Bryce 6.1 — Updated, Yet Dated
Hey you remember Bryce 3D don’t you? Cmon, think back – think waaay back. If you’re a 3D artist like me, you have very fond memories of Bryce from the 1990s. It was a very easy program to get into and produced breathtaking results with almost no effort. But the history of Bryce since then has been a bit of a slow motion tragedy.
Nonetheless DAZ 3D’s Bruce 6.1 has been out n the wild for some time now, ad this time around it includes universal support for us Mac users.
A Little History
Bryce was one of the first products of MetaCreations (whose story perhaps deserves an article of its own). MetaCreations was formed by merging Ray Dream, Kai’s Power Tools, and Fractal Software. Some of the software produced by these three companies included Ray Dream Designer (a very cheap and remarkably powerful 3D modeling, rendering, and animation tool), Infini-D (another well-respected 3D app), Kai’s Power Tools (at the time, *the* must-have set of plugins for Photoshop), and Fractal Painter (perhaps the single most revolutionary 2d graphics program ever; it introduced editable layers before Photoshop). It seemed like a match made in heaven and they quickly released a slew of amazing programs (Poser, Detailer, Bryce, Kai’s Power Goo, Carrara, and Canoma among others).
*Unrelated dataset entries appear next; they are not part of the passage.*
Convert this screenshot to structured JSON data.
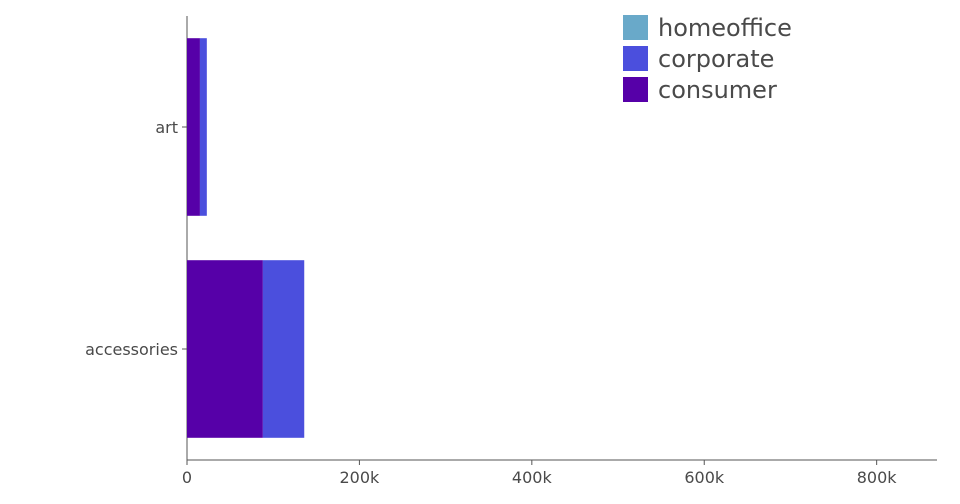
{
  "chart_data": {
    "type": "bar",
    "orientation": "horizontal",
    "stacked": true,
    "categories": [
      "art",
      "accessories"
    ],
    "series": [
      {
        "name": "consumer",
        "color": "#5600a8",
        "values": [
          15000,
          88000
        ]
      },
      {
        "name": "corporate",
        "color": "#4b4fdd",
        "values": [
          8000,
          48000
        ]
      },
      {
        "name": "homeoffice",
        "color": "#69a9c9",
        "values": [
          0,
          0
        ]
      }
    ],
    "xlim": [
      0,
      870000
    ],
    "x_ticks": [
      {
        "value": 0,
        "label": "0"
      },
      {
        "value": 200000,
        "label": "200k"
      },
      {
        "value": 400000,
        "label": "400k"
      },
      {
        "value": 600000,
        "label": "600k"
      },
      {
        "value": 800000,
        "label": "800k"
      }
    ],
    "legend": {
      "placement": "top-right",
      "items": [
        {
          "label": "homeoffice",
          "color": "#69a9c9"
        },
        {
          "label": "corporate",
          "color": "#4b4fdd"
        },
        {
          "label": "consumer",
          "color": "#5600a8"
        }
      ]
    },
    "grid": false
  }
}
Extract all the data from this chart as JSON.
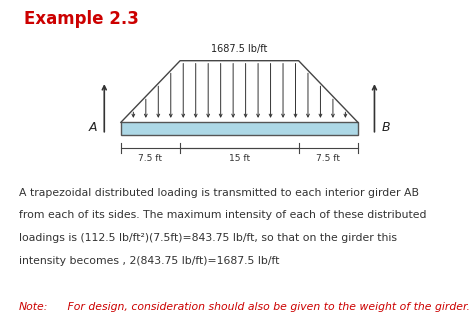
{
  "title": "Example 2.3",
  "title_color": "#cc0000",
  "title_fontsize": 12,
  "beam_color": "#add8e6",
  "beam_edge_color": "#555555",
  "load_label": "1687.5 lb/ft",
  "dim_7_5_left": "7.5 ft",
  "dim_15": "15 ft",
  "dim_7_5_right": "7.5 ft",
  "label_A": "A",
  "label_B": "B",
  "body_line1": "A trapezoidal distributed loading is transmitted to each interior girder AB",
  "body_line2": "from each of its sides. The maximum intensity of each of these distributed",
  "body_line3": "loadings is (112.5 lb/ft²)(7.5ft)=843.75 lb/ft, so that on the girder this",
  "body_line4": "intensity becomes , 2(843.75 lb/ft)=1687.5 lb/ft",
  "note_label": "Note:",
  "note_text": " For design, consideration should also be given to the weight of the girder.",
  "note_color": "#cc0000",
  "background_color": "#ffffff",
  "text_color": "#333333",
  "arrow_color": "#333333",
  "body_fontsize": 7.8,
  "note_fontsize": 7.8
}
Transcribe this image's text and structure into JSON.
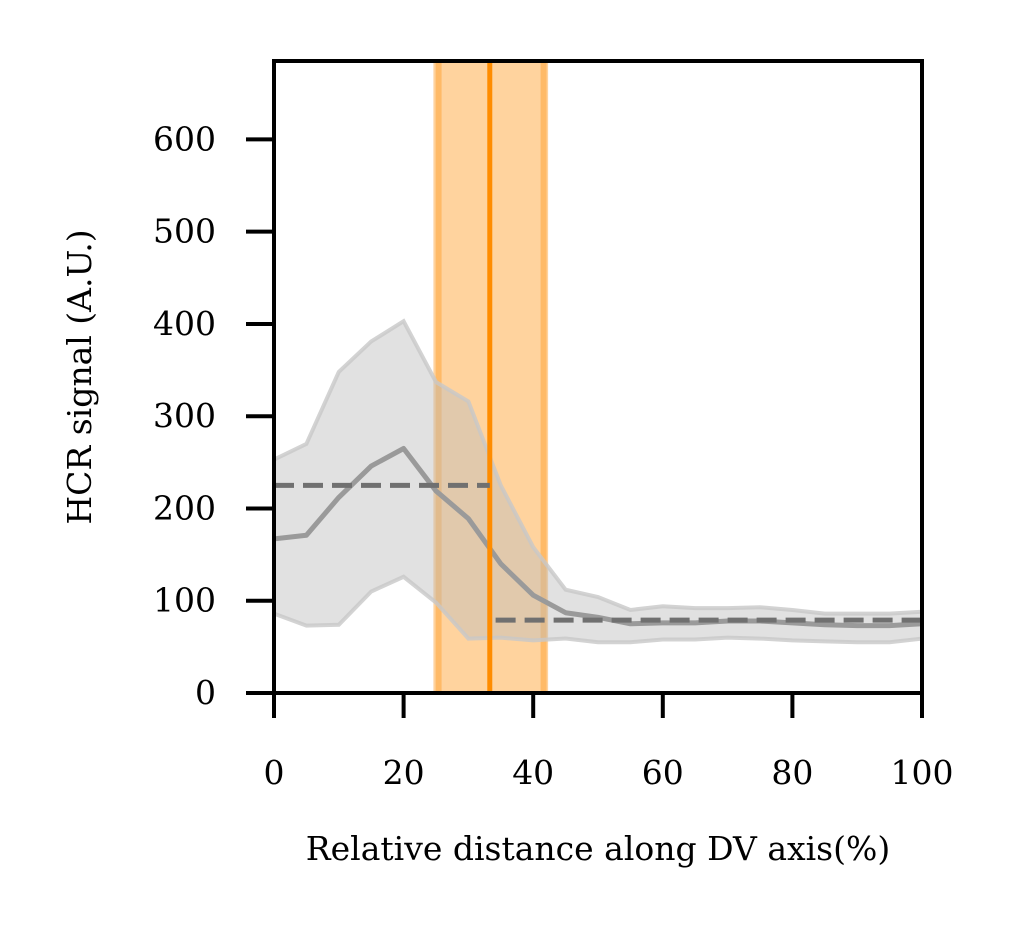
{
  "chart_data": {
    "type": "line",
    "title": "",
    "xlabel": "Relative distance along DV axis(%)",
    "ylabel": "HCR signal (A.U.)",
    "xlim": [
      0,
      100
    ],
    "ylim": [
      0,
      685
    ],
    "xticks": [
      0,
      20,
      40,
      60,
      80,
      100
    ],
    "yticks": [
      0,
      100,
      200,
      300,
      400,
      500,
      600
    ],
    "grid": false,
    "series": [
      {
        "name": "mean",
        "color": "#9a9a9a",
        "x": [
          0,
          5,
          10,
          15,
          20,
          25,
          30,
          35,
          40,
          45,
          50,
          55,
          60,
          65,
          70,
          75,
          80,
          85,
          90,
          95,
          100
        ],
        "y": [
          167,
          171,
          212,
          246,
          265,
          219,
          189,
          140,
          106,
          87,
          82,
          75,
          76,
          76,
          78,
          78,
          76,
          74,
          73,
          73,
          75
        ],
        "upper": [
          253,
          270,
          348,
          381,
          403,
          337,
          316,
          225,
          158,
          112,
          104,
          90,
          94,
          92,
          92,
          93,
          90,
          86,
          86,
          86,
          88
        ],
        "lower": [
          86,
          73,
          74,
          110,
          126,
          98,
          59,
          60,
          57,
          59,
          55,
          55,
          58,
          58,
          60,
          59,
          57,
          56,
          55,
          55,
          59
        ]
      }
    ],
    "boundary": {
      "x": 33.3,
      "band": [
        24.6,
        42.3
      ],
      "inner_edges": [
        25.4,
        41.6
      ],
      "color": "#ff8c00"
    },
    "reference_lines": [
      {
        "name": "mean-before-boundary",
        "x_start": 0,
        "x_end": 33.3,
        "y": 225,
        "style": "dashed",
        "color": "#707070"
      },
      {
        "name": "mean-after-boundary",
        "x_start": 34.2,
        "x_end": 100,
        "y": 79,
        "style": "dashed",
        "color": "#707070"
      }
    ]
  }
}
They then imploded, sold their products to a variety of different companies, and disappeared in some kind of bizarro dot com puff of logic.
Universal Binary? Excellent!
Most of these products have either completely disappeared or are circling the drain and Bryce appears to fall into the latter category. I recently bought the latest version of Bryce (I’ve bought at least two other versions) at 50% off from its current developer, DAZ. I had high hopes for Bryce 6.1, since it has addressed the greatest failing of earlier versions (vegetation, or the total lack thereof) and is now a Universal Binary. It ran quite nicely on early Power Macs, and I had visions of Bryce running insanely fast and easily producing gorgeous vistas of tree-filled mountain valleys. Alas, it was not to be.
For those of you unfamiliar with Bryce, it is a 3D terrain creation and rendering program. Because it’s easy to use, folks use it to render all kinds of things, but if you want a general purpose 3D package, you had best look elsewhere. Something that still has yet to be fixed is the user interface; it is totally counter intuitive and unattractive.
Here’s the quick version. You launch Bryce, and you get a ground plane and a sky. You can add a mountain by clicking on the mountain-shaped thing in the Create … er … toolbar. Yeah, let’s call it a toolbar. You can render by clicking on a render button (there are several, you’ll figure it out). It’s quick and easy to create some great looking photorealistic landscapes, howerver it just not may be the landscape you were hoping to create.
For those of you familiar with Bryce, this all sounds just like Bryce N, where N < 6, it is. One significant change: if you haven't seen Bryce in a while, it does do a good job with trees now, but the "vegetation" on ground surfaces still always looks like lichen, or mold, up close. What it isn’t is anywhere near as fast as you’d expect a program with no significant new functionality that ran just fine on a 180MHz Power Macintosh 7300 with 80MB of RAM. You’d expect, say, a speed demon on roller blades with a rocket pack in fast forward. Something like that. What you get is a program that is kind of tepid in wireframe (edit) mode and doesn’t render particularly fast.
Conclusion
Anyway, if you know Bryce and want a version that is pretty stable, runs native on Intel Macs, and is not too pricey (note: DAZ frequently has special deals; I got half off), by all means go for it. If you don’t know Bryce, I can’t really recommend it. The base version of Vue isn’t much more expensive and Vue has features Bryce can’t touch and a much better interface.




Bryce was my first 3d experience ever in graphic design class and I still have the animation I created almost a decade ago.
It sucks what happened to Metacreations because their leftover 3D products like Poser and Bryce have suffered stagnant (or excruciatingly slow) development. Poser was just updated to version 7.0 and yet it isn’t enough of an improvement IMHO to bother with.